Who’s minding the town clock?

After years of free repairs, Simonis throw their hands up|

Just a block down the street from Petaluma’s signature Town Clock Tower is another landmark of the horological world, Simoni’s Clock Shop.

The clock doctors at Simioni’s had been taking care of the Clock Tower for years, but will do so no longer.

In business for almost 40 years at the same location on North Petaluma Boulevard, the store doesn’t sell Smart Watches or even Rolex, but timepieces of a more historic period -grandfather clocks, cuckoo clocks, mantle clocks, the sort of heirlooms that family members can’t part with but that sooner or later need repair.

Henry Simoni, now 84, opened the business in 1978, after running Sam’s Rendezvous on Washington for the first half of his working life. When Sam’s building was torn down, Simoni took up clock repair.

Simoni is still on-site most days, repairing the mechanisms of clocks that make the silver-haired patriarch feel young by comparison. He has a long closet filled with repaired timepieces that could double as a museum exhibit, with pendulums swinging and gears ticking. A banjo-shaped clock is dated early in the 1800s, though he says the oldest clock he ever worked on was a full hundred years older than that, from 1715.

His daughter, Cheryl Shields, is the person most customers interact with. Her son Sean Shields, 41, is now store manager. They are colorful, like characters in a movie about a clock shop where time stands still.
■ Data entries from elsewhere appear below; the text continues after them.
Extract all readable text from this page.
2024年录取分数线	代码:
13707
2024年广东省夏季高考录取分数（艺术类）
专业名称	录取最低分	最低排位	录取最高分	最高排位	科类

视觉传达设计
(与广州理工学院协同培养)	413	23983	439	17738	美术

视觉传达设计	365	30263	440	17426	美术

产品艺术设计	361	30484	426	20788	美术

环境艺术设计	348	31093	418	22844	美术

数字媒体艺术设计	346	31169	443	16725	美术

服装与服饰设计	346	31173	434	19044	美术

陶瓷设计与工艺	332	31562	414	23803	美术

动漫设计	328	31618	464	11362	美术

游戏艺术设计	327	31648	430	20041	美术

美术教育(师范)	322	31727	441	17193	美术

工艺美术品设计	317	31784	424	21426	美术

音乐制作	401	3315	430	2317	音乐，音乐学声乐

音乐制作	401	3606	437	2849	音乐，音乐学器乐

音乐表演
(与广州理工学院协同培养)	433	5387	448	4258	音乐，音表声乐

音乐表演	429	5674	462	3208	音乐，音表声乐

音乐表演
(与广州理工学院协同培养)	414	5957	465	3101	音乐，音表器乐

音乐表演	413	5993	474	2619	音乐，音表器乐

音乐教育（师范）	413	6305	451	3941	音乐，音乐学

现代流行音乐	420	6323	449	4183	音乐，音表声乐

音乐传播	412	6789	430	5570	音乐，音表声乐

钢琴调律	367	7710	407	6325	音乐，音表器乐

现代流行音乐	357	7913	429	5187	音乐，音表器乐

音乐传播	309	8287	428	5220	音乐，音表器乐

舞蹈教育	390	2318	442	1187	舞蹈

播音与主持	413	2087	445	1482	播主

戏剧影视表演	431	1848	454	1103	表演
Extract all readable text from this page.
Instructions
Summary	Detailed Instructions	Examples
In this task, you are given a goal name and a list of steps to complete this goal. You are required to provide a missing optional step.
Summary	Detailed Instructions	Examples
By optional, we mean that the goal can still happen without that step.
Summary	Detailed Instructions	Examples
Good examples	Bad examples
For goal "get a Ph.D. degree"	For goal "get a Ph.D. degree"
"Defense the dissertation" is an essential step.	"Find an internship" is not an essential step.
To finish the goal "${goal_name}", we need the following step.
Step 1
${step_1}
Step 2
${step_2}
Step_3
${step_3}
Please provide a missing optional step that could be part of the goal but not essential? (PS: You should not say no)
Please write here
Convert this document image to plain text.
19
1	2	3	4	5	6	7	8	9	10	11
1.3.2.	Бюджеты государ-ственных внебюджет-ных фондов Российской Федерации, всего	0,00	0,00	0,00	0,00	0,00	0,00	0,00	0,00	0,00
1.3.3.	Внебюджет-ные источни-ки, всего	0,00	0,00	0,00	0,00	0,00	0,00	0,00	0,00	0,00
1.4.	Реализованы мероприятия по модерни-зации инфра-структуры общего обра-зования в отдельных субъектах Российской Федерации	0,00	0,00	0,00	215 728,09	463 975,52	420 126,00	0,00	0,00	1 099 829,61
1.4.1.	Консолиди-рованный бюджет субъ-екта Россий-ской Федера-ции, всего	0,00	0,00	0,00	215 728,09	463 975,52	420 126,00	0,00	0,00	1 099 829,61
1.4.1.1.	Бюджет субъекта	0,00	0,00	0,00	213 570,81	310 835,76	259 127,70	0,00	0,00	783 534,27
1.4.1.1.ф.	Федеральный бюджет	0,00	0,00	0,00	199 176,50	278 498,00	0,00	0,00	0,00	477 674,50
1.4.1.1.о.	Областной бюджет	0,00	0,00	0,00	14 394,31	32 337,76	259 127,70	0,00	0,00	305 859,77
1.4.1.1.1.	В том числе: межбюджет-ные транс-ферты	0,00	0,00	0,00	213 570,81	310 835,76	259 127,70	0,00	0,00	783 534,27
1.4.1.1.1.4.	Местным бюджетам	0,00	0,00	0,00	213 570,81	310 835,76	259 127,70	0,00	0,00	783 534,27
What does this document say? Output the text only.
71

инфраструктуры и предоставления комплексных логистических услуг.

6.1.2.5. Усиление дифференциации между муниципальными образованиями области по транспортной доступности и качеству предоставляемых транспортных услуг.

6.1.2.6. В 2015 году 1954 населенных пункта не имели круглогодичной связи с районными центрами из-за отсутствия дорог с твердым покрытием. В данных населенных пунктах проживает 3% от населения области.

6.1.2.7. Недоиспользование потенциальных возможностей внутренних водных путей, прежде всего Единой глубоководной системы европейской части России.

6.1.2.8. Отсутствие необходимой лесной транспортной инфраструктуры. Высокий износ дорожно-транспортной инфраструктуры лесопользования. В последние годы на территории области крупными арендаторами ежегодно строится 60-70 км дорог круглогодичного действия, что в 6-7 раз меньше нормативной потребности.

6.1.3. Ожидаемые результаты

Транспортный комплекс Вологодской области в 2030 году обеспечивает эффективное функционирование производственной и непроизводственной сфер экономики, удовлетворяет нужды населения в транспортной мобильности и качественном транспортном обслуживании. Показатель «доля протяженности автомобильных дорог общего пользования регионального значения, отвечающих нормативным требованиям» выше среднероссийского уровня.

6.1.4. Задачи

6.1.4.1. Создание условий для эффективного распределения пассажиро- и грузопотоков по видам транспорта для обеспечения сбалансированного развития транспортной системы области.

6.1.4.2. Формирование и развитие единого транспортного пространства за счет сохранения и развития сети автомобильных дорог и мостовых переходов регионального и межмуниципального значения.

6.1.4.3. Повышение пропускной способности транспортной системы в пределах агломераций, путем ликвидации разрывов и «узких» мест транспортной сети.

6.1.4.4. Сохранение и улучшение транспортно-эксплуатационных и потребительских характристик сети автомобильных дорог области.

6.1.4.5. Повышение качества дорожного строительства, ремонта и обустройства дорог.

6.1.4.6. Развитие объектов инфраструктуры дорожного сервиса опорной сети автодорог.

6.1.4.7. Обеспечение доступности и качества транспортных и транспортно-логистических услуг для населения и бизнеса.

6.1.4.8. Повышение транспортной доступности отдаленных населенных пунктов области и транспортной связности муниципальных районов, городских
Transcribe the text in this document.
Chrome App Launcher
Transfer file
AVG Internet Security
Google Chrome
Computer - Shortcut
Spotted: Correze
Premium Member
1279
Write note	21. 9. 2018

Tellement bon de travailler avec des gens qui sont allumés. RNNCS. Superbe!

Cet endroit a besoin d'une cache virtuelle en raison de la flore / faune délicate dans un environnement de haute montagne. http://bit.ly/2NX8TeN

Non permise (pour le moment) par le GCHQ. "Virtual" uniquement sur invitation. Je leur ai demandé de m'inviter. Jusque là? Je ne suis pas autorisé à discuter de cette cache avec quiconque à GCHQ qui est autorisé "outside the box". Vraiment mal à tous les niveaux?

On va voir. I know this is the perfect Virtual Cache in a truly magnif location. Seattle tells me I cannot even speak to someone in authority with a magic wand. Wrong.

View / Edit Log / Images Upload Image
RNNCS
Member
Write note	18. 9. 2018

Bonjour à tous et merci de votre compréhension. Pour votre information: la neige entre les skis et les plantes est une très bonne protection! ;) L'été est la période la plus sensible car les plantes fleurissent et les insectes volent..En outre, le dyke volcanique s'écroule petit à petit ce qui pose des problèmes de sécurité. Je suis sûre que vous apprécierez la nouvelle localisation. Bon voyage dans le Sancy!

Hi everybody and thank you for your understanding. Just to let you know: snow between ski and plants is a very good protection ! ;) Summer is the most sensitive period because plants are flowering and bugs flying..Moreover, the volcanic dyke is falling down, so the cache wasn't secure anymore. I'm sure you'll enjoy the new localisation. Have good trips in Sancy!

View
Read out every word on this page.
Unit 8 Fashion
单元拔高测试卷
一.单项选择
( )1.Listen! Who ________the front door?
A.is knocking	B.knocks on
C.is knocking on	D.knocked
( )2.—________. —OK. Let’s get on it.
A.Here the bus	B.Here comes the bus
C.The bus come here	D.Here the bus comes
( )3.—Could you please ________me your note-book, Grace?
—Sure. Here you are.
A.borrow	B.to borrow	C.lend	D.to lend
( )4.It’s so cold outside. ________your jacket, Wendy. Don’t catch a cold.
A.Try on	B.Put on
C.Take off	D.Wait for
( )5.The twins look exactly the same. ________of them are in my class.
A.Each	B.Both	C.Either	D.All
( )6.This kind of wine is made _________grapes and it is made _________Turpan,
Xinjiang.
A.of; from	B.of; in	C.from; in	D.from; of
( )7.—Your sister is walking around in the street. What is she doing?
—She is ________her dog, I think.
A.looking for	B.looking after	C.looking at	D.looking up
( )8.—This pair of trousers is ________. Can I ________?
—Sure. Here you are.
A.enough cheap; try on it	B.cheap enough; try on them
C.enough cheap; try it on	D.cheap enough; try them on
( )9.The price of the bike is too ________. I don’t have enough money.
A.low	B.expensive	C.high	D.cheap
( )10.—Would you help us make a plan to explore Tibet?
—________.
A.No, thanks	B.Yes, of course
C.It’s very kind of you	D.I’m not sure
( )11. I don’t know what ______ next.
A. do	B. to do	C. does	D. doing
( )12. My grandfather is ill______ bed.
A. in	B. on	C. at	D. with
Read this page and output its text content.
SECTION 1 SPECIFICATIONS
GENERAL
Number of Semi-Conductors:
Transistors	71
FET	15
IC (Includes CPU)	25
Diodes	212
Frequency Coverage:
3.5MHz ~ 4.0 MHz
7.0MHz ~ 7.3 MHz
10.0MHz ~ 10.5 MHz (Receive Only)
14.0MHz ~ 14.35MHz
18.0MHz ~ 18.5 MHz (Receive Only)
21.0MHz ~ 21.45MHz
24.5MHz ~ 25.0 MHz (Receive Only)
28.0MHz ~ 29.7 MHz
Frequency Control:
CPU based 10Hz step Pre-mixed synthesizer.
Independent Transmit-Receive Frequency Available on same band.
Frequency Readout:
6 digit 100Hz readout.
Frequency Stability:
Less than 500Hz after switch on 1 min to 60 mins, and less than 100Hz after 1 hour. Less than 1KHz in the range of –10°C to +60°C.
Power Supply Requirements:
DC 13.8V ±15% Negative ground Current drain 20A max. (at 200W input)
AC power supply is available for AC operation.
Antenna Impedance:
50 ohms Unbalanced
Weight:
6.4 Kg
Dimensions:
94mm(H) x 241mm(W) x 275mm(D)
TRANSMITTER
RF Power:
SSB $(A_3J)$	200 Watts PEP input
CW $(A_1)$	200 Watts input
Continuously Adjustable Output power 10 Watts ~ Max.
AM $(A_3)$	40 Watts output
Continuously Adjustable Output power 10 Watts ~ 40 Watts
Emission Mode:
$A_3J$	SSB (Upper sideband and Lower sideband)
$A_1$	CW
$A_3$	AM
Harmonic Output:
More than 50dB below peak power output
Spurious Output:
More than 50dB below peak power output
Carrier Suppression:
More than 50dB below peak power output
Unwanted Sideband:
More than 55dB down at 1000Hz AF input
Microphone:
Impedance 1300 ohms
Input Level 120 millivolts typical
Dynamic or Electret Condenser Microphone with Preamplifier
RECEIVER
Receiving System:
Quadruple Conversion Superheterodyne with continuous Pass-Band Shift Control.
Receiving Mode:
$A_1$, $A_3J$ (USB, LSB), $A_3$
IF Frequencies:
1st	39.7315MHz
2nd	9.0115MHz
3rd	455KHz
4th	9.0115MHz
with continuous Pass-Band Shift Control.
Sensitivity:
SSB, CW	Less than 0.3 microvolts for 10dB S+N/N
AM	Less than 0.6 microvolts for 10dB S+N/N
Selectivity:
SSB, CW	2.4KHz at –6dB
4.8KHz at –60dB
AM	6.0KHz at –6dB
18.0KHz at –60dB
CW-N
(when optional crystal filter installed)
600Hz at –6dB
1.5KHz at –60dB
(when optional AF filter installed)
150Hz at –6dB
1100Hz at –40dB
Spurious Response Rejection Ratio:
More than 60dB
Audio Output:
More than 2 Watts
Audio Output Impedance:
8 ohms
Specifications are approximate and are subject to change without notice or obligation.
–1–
But time doesn’t stand still. When it does - as with the Clock Tower down the street, notoriously out-of-synch with modern timepieces - people complain.

“The Clock is iconic,” said a frustrated downtown merchant of the clock’s unreliability. “It’s the soulful part of town, the focal point.”

The city has been responsible for the Town Clock since the Masons turned the 1882 landmark over to Petaluma in the 1930s, but the investment in that responsibility remains vague. “It falls under the category of ‘and other duties as assigned,’ ” said Dan St. John, Public Works Director. He speculates that if there’s any responsible department, it’s the Operations Division, and these days a volunteer simply winds the clock weekly.

In the past, however, the city has been quick to contact Simoni’s Clock Shop to help keep the clock running. “They have provided technical support when we encounter maintenance issues that are beyond our capability,” said St. John. “And being that we don’t really have any clock maintenance people on staff, it doesn’t take much to get beyond our capabilities.”

The degree to which Simoni’s has helped out in the past three decades isn’t clear, as city employees usually get the credit – and the wages, if available – for the job. “We’ve donated our time as a community service,” said Sean Shields, “just to help out.”

Still, Simoni’s is not entirely comfortable with being the behind-the-scenes hero in the city’s clockworks. “We’ve got no authorization to do anything,” said Simoni. “We started about 25 years ago helping out, showing them what to do - they had a pretty good man who would do it for a while, but they had somebody up there that really fouled up.” That would have been about 2007, when the temperamental clock stopped altogether and had to go to Oregon for repair.

“That’s my pet peeve,” said Shields. “The people who volunteer to work on the clock just may not be experienced enough.” He speculated that what broke the clock in 2007 was simply winding it while the chimes were striking.

“It’s not exactly state of the art modern technology,” said the elder Simoni about the Town Clock. “We’ve started the clock twice, and wrote up a bid to the city to take care of it year-around. But they didn’t even respond.” That bid came to about $8,500 - less than the $10,000 St. John estimated it would cost the city to pay a worker to wind it weekly for a year.

Right now it runs fast – about 20 minutes fast last weekend. It has to be reset and wound at least weekly. It also isn’t chiming on the hour, probably due to a faulty strike-train . Get him talking about the town clock - any clock, with their interlocking gears and counterweights and chains.

“What a beautifully designed machine,” said Shields of the 133-year-old clock. “It’s not complex, but exquisitely made.” His family’s admiration for the technology of clocks permeates the work atmosphere of Simoni’s Clock Shop, but inevitably leads to disappointment with the irregular care the Town Clock sometimes receives.

When Measure Q was rejected in November, any hopes for a Town Clock line-item in the city budget evaporated. Even so, there’s no guarantee increased funding would have found its way to the Town Clock. For St. John, it’s a question of priorities. “Any money that we’d spend on this clock would come out of something else. So what part don’t you want me to maintain? What street don’t you want me to fix this week, what pothole do I skip so I can pay for a clock? We have to make hard choices.”

So while Simoni’s Clock Shop keeps taking in family heirlooms and antique store finds - and giving free advice to the city–the Clock Tower time is invariably off, and the city budget can’t find room to keep it working. “If they asked us to help out, we would certainly consider it,” said Simoni. “But we’ve got plenty of repair work to do here. It’s difficult to make money on what you can charge for this.”

Said St. John, “I’ve looked at a lot of town clocks, and some of them are amazing. I hear Big Ben keeps good time. But for a lot of old clocks in a lot of town plazas? I think I’ll just look at my watch.”